Looking at cancer disparitites
with a long lens
Robert Croyle, director of the Division of Cancer Control & Population Sciences at the National Cancer Institute, sat down with Synthesis editor Dorsey Griffith during a recent visit to Sacramento. They discussed challenges and opportunities in addressing cancer health disparities. This is an excerpt of their conversation.
In this era of “personalized” cancer treatment based on genetic profiles, you oversee a program that supports population-based strategies to tackle cancer on a grand scale. How do you reconcile the two approaches?
A: Linking the individual to the population as a whole is a huge and complex challenge both scientifically and from the perspective of policy. The way that we engage with the public is at the individual level. But a lot of the most powerful levers to improve individual health are through macro, population-level policies. It’s a challenge to explain that a population-based strategy can be incredibly cost effective and have a broader impact.
Is tobacco control a good example of that given its relationship to cancer death rates?

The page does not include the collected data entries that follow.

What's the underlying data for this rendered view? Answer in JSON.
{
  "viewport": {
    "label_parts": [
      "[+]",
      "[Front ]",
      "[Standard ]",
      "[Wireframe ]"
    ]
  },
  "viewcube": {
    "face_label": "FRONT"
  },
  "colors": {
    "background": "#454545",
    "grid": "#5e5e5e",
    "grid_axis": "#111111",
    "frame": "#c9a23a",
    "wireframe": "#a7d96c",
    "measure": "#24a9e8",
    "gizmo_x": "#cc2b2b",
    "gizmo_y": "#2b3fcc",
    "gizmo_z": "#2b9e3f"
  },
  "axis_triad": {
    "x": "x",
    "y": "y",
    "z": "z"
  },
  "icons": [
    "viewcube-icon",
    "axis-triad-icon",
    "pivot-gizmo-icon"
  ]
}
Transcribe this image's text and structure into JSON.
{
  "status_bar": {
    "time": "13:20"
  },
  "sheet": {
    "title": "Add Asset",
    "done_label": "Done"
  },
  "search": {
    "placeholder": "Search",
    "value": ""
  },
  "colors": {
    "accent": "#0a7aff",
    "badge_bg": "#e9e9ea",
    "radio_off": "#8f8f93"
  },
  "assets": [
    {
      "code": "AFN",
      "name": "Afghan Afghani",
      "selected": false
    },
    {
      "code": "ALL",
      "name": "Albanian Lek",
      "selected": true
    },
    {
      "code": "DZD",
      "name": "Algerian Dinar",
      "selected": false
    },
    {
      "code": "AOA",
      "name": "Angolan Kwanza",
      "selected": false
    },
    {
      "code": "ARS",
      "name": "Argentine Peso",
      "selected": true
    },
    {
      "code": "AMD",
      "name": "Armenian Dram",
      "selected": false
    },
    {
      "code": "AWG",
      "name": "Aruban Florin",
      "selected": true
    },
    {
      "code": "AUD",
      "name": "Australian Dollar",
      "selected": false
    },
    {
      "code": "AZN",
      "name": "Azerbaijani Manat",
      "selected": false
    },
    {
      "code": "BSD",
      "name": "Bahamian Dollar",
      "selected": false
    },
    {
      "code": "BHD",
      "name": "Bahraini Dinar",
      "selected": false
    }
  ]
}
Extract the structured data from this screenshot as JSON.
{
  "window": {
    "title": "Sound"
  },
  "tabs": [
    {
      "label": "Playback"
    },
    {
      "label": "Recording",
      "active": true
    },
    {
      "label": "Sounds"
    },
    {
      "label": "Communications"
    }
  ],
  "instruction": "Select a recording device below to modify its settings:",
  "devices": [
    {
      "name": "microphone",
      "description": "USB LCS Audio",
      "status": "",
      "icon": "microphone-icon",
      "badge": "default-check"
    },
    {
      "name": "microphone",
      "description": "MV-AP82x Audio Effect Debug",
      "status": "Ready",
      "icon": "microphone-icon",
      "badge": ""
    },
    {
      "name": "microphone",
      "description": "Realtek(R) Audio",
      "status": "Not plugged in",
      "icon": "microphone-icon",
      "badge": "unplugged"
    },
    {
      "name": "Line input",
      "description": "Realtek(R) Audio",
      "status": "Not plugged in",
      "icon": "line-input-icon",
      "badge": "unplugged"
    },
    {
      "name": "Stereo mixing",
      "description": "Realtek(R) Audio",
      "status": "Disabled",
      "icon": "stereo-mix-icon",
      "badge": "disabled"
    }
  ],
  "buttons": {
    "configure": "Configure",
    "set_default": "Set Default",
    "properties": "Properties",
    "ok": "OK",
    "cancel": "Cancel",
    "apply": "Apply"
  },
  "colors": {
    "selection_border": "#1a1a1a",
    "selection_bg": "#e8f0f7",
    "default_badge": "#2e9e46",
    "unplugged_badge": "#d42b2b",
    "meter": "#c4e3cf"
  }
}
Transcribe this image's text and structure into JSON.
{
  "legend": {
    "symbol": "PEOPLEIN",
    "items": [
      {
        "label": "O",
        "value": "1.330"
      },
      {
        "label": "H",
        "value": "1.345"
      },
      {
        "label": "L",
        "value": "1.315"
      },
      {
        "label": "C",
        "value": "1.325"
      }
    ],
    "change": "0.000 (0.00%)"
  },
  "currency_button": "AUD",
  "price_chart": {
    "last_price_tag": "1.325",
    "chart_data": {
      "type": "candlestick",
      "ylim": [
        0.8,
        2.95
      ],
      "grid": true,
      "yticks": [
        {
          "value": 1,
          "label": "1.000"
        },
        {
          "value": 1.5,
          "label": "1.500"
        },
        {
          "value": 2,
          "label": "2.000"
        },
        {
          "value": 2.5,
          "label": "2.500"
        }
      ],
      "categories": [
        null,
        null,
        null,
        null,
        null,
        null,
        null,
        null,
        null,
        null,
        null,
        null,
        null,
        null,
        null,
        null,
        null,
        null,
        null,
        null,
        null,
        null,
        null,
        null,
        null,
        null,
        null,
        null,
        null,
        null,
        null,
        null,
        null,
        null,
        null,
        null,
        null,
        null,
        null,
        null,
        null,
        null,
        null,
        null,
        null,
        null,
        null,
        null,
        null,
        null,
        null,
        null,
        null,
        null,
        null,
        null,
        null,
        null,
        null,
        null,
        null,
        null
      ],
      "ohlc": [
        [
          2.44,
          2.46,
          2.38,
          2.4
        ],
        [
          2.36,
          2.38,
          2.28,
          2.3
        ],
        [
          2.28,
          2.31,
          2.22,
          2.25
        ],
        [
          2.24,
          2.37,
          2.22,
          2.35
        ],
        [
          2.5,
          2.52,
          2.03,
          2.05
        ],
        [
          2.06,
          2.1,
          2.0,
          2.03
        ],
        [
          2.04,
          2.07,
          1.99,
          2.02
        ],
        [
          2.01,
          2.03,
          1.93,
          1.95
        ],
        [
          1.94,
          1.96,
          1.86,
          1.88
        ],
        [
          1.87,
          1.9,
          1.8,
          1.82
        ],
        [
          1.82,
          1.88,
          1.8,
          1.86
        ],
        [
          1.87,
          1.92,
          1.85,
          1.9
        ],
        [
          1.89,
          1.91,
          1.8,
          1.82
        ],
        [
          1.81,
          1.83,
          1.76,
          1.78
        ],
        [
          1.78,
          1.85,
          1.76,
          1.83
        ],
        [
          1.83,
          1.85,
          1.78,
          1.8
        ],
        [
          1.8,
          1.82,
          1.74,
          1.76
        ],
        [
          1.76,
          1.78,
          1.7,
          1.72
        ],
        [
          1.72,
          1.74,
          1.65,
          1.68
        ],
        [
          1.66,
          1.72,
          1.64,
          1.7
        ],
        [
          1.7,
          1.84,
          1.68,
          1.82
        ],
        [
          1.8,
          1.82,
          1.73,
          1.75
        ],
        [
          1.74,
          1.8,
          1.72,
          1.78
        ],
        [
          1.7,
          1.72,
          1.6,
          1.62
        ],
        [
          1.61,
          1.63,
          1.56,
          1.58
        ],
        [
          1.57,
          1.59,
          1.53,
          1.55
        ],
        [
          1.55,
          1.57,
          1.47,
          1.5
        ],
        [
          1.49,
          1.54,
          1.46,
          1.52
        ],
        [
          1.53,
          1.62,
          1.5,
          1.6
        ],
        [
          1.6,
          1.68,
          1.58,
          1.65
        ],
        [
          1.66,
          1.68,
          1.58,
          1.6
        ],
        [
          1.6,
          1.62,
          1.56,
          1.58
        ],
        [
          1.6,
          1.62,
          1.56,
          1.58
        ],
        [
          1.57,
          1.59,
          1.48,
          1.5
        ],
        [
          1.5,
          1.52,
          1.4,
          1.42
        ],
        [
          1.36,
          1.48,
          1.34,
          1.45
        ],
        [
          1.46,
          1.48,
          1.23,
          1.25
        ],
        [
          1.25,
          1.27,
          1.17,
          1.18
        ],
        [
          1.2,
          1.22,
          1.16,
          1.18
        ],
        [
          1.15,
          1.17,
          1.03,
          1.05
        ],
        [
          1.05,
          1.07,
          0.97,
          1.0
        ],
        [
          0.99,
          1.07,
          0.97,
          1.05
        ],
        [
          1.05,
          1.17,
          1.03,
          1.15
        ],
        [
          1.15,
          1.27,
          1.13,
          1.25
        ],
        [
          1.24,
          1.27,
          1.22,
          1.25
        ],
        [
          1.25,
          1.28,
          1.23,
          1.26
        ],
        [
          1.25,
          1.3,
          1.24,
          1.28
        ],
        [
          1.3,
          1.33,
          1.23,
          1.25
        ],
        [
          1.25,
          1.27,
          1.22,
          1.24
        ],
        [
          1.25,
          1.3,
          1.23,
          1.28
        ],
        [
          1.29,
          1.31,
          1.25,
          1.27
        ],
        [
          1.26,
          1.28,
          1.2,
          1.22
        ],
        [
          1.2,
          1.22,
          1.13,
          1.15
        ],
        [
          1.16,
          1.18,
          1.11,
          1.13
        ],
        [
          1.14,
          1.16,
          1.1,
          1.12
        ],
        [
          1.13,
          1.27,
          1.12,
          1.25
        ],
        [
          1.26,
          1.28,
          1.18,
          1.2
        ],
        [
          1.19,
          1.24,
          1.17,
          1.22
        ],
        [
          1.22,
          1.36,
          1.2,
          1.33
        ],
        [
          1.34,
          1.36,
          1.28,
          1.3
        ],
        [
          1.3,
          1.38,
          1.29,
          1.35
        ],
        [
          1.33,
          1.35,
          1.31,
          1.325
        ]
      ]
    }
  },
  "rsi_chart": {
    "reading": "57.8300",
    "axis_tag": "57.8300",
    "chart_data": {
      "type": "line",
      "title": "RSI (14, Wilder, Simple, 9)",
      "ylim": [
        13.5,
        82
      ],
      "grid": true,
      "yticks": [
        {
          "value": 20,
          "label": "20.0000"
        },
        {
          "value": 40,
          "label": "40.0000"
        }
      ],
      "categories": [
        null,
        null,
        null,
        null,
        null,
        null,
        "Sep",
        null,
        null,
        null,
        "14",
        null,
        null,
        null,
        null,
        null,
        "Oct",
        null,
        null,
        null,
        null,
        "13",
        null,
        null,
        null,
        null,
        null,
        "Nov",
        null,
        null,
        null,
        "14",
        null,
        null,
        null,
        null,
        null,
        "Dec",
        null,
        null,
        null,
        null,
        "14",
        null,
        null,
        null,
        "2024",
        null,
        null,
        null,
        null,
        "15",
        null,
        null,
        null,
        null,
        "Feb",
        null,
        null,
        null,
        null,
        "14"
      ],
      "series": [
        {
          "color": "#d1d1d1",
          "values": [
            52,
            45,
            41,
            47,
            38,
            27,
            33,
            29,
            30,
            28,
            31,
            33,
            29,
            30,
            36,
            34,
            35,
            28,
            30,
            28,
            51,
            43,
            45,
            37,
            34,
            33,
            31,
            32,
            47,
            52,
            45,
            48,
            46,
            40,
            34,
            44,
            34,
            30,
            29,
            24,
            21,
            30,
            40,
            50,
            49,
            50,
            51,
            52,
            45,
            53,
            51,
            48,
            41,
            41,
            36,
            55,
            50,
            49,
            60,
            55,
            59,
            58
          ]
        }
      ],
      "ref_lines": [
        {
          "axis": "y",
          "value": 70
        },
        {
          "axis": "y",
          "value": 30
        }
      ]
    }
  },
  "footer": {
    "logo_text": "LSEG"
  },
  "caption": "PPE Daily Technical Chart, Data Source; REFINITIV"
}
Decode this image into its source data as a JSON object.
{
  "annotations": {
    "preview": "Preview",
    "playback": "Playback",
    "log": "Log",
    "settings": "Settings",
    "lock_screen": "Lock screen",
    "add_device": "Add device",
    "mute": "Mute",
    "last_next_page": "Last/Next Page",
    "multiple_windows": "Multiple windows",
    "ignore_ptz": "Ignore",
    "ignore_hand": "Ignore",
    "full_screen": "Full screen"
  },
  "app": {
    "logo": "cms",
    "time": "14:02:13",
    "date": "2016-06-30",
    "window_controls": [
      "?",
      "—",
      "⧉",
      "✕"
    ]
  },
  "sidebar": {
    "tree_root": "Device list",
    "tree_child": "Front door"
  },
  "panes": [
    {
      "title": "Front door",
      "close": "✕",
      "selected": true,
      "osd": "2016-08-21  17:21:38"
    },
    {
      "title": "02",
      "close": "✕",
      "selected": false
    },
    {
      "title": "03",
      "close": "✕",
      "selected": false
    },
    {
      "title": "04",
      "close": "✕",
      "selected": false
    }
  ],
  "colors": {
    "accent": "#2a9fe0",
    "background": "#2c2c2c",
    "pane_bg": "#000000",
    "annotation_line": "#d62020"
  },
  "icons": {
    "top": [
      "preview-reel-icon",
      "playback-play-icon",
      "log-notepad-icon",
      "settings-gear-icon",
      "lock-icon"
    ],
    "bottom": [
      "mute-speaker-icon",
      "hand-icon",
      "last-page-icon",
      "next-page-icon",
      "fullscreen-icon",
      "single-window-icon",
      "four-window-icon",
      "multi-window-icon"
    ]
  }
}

A: Yes. We are about to embark on a new strategy, utilizing the FDA’s legal authority to regulate nicotine levels in cigarettes. NCI-supported research shows that when you provide smokers with a lower-nicotine cigarette, people reduce consumption. This has the potential to be a real game-changer in making cigarettes a lot less appealing and less addictive for teenagers.
What are the thorniest challenges in controlling cancer?
A: The scientific advances are outstripping our capacity to pay for care. Compelling new treatments that are very expensive increase the risk of exacerbating the gap between rich and poor in terms of what cancer care you get. It’s one reason we are developing a new focus on rural populations.
In today’s political climate are you concerned about our ability to ensure cancer care for all?
A: We can prioritize research that examines the impact of economic factors on cancer care. You want good evidence to drive policy, and we need more direct, comprehensive and compelling evidence on what many refer to as “financial toxicity,” and that is cancer patients who go bankrupt as a result of their diagnosis and treatment, or who don’t adhere to their medication regimen and don’t fill their prescription or come to follow-up visits because the financial burden is too extreme. When you look at maps of cancer incidence and mortality you see substantial geographic disparities.
With the aging population, we anticipate more cancer patients and survivors. Are we prepared?
A: We call it the “silver tsunami,” an aging population and a growing number of cancer survivors. This is an area where we are kind of playing catch-up. We have good knowledge acquired about late effects of cancer, but we are still developing strategies about what is appropriate in terms of monitoring and surveillance about cancer survivors. We have developed a lot of tools, but getting those used in the entire population is challenging, and we don’t know the degree to which providers are providing state-of-the art, evidence-based (survivor) care.
What is the role of former Vice President Joe Biden’s Moonshot initiative?
A: It reflects passionate leadership from Vice President Biden. But it also coincided with remarkable advances in immunotherapy and other modalities. A lot of Moonshot initiatives are focused on translational research to accelerate progress in treatment, but the Moonshot also serves to increase visibility of cancer as a problem and cancer research as part of the solution. One aspect of the Moonshot is increasing capacity and incentives for data sharing.
What are the realistic achievable goals to reducing cancer health disparities?
A: One way is to really build and expand on what we have. The nation has a tremendous cancer research infrastructure and capacity in basic, clinical and population-level research. But what we haven’t fully done is exploited that to improve cancer care for the entire population. Caring for cancer is not a direct responsibility of NCI, but the NCI absolutely has a responsibility to make sure our research enterprise serves the public as a whole, and there are many, many ways we can leverage our research to improve care.
For more information on the work of the Division of Cancer Control & Population Sciences, please visit cancercontrol.cancer.gov.
Moonshot grant funds HPV vaccination and tobacco cessation research
The NCI Division of Cancer Control and Population Sciences and Office of Cancer Centers have funded two Moonshot initiatives to be carried out at the UC Davis Comprehensive Cancer Center.
One will examine barriers to use of the human papilloma virus (HPV) vaccine, which may prevent cervical and many oral cancers, and a second will examine ways to better integrate tobacco treatment into cancer center services.
A one-year grant led by Moon Chen Jr. and Julie Dang, will examine how to accelerate uptake of the HPV vaccine among adolescents, with plans to use the information collected to develop strategies to increase vaccination rates. The funds are the result of the Cancer Moonshot Blue Ribbon Panel Report on expansion of the use of proven prevention strategies.
The initiative led by Elisa Tong builds on a strong, UC-wide effort launched at UC Davis to address tobacco usage at every clinical encounter. The new funding will help researchers work with cancer providers and staff, including pharmacists, to refine and evaluate how clinicians and other cancer center staff identify and treat patients who smoke. This effort will continue to enhance how electronic medical record tools can be leveraged to help cancer care providers offer and refer patients for evidence-based cessation treatment.